Past Reason Hated
- First edition
- Author: Peter Robinson
- Language: English
- Series: Inspector Alan Banks, #5
- Genre: Crime novel
- Publisher: Viking Press
- Publication date: 1991
- Publication place: Canada
- Media type: Print (hardback, paperback)
- ISBN: 0-330-49162-8
- OCLC: 50495235
- Preceded by: The Hanging Valley
- Followed by: Wednesday's Child

= Past Reason Hated =

1991 crime novel by Peter Robinson

Past Reason Hated is the fifth novel by Canadian detective fiction writer Peter Robinson in the Inspector Banks series of novels. It was published in 1991, and won the 1992 Arthur Ellis Award for 'Best Novel'.

==Plot==

The body of Caroline Hartley is found one evening before Christmas by her lover, Veronica Shildon.

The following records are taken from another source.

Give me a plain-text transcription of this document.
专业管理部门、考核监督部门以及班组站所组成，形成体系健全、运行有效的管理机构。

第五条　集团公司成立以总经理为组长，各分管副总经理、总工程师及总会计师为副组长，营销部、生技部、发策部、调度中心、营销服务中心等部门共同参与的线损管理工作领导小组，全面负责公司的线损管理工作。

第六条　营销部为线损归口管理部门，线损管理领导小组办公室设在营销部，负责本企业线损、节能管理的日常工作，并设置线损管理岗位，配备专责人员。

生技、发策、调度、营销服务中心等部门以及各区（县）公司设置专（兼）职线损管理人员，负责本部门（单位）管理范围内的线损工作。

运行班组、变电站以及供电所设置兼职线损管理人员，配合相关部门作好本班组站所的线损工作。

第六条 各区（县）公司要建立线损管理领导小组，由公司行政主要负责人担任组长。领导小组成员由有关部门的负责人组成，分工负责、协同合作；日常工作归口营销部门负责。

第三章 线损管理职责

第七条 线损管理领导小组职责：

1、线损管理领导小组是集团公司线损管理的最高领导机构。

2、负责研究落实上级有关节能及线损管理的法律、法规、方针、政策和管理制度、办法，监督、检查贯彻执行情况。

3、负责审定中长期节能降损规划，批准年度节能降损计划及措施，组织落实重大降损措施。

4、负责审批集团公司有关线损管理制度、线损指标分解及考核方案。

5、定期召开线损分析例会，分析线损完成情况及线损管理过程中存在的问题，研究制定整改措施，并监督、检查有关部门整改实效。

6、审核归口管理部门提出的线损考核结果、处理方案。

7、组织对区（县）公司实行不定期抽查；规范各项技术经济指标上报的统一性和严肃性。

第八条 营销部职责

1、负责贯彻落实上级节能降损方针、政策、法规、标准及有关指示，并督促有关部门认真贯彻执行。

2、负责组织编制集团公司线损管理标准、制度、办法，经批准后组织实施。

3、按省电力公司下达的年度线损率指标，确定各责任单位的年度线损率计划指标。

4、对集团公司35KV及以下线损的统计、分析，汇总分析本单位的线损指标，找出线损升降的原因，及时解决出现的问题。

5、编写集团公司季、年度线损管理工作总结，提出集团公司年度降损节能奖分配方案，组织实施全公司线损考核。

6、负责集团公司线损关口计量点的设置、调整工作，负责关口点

Detective Constable Susan Gay is the first detective at the scene. She has recently been promoted to C.I.D. and the case soon takes on overwhelming professional and personal importance for her. DC Gay and Chief Inspector Alan Banks soon find plenty of suspects as they begin to delve into Caroline’s past and the women’s present life: Veronica’s ex-husband, who is a well-known composer; a feminist poet; the cast and crew of a play Caroline was rehearsing; and Caroline’s eccentric, reclusive brother, Gary Hartley. Inspector Banks’s fifth case is an ironic, suspenseful tale of family secrets, hidden passions and desperate violence.